Ce dernier se retourna alors, écarquilla grand les yeux, aussi grand qu'Ally l'instant d'avant. Je crus qu'il allait en tomber à la renverse en voyant Steve Harris s'avancer. Ce dernier avait commencé à jouer, plaçant ses notes sur la base de Lynn et traversait maintenant tranquillement la scène pour venir se placer aux côtés de Stair, là où Snoog se tenait l'instant d'avant. Le public hurlait à s'en faire exploser les cordes vocales. J'étais certaine que tout le monde l'avait reconnu. Steve adressa quelques mots à Stair que lui seul put entendre, David et Treddy enchaînèrent à leur tour sur la cavalcade de The Trooper.

Passé le premier moment d'ébahissement total, Stair se cala sur Steve Harris. Et, bien vite, il n'y en eut plus que pour eux deux. David assurait une rythmique très simple, Treddy s'effaçait totalement, apportant la mélodie de façon la plus épurée possible. Snoog se faisait modeste aussi dans son interprétation au chant, quant à Lynn, son visage était éclairé d'un grand sourire : je pouvais sentir toute sa joie, et d'autant plus qu'il en avait eu l'idée, en apprenant la mort de Lemmy. Ce qu'il ne pourrait jamais connaître, il était heureux de pouvoir l'offrir à son ami. Et les deux bassistes s'en donnèrent à coeur joie. Ca se voyait que Steve Harris était très heureux de participer à cette surprise et Stair goûtait sa chance comme s'il se trouvait déjà au nirvana : oui, il touchait là son rêve d'enfance.

La tâche d'annoncer la fin du morceau revenait à Lynn : ce n'était pas facile pour lui de devoir interrompre son ami en pleine félicité, mais la soirée devait se poursuivre et un autre groupe jouerait après eux.

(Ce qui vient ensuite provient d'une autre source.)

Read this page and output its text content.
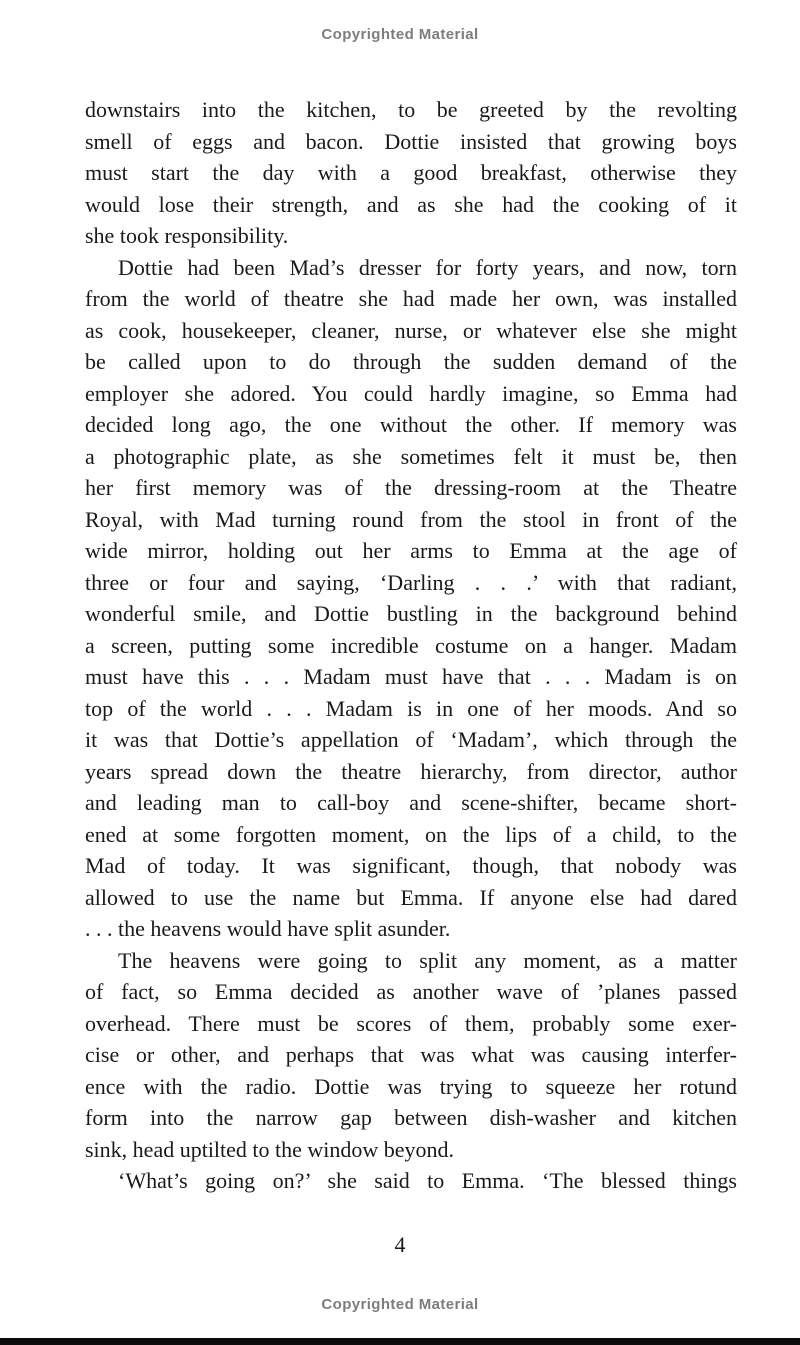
Copyrighted Material
downstairs into the kitchen, to be greeted by the revolting
smell of eggs and bacon. Dottie insisted that growing boys
must start the day with a good breakfast, otherwise they
would lose their strength, and as she had the cooking of it
she took responsibility.
Dottie had been Mad’s dresser for forty years, and now, torn
from the world of theatre she had made her own, was installed
as cook, housekeeper, cleaner, nurse, or whatever else she might
be called upon to do through the sudden demand of the
employer she adored. You could hardly imagine, so Emma had
decided long ago, the one without the other. If memory was
a photographic plate, as she sometimes felt it must be, then
her first memory was of the dressing-room at the Theatre
Royal, with Mad turning round from the stool in front of the
wide mirror, holding out her arms to Emma at the age of
three or four and saying, ‘Darling . . .’ with that radiant,
wonderful smile, and Dottie bustling in the background behind
a screen, putting some incredible costume on a hanger. Madam
must have this . . . Madam must have that . . . Madam is on
top of the world . . . Madam is in one of her moods. And so
it was that Dottie’s appellation of ‘Madam’, which through the
years spread down the theatre hierarchy, from director, author
and leading man to call-boy and scene-shifter, became short-
ened at some forgotten moment, on the lips of a child, to the
Mad of today. It was significant, though, that nobody was
allowed to use the name but Emma. If anyone else had dared
. . . the heavens would have split asunder.
The heavens were going to split any moment, as a matter
of fact, so Emma decided as another wave of ’planes passed
overhead. There must be scores of them, probably some exer-
cise or other, and perhaps that was what was causing interfer-
ence with the radio. Dottie was trying to squeeze her rotund
form into the narrow gap between dish-washer and kitchen
sink, head uptilted to the window beyond.
‘What’s going on?’ she said to Emma. ‘The blessed things
4
Copyrighted Material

Il leur restait encore trois chansons à interpréter, dont Redemption pour clore le show, comme d'habitude. Après l'envolée des dernières notes, Stair porta l'accolade à Steve Harris, sous les cris et les applaudissements du public.

Ally, elle, ne quittait pas la scène du regard. Ses yeux bleus brillaient comme des étoiles : d'une certaine façon, elle aussi venait de vivre un rêve : celui d'avoir pu partager un tel moment avec l'homme qu'elle aimait.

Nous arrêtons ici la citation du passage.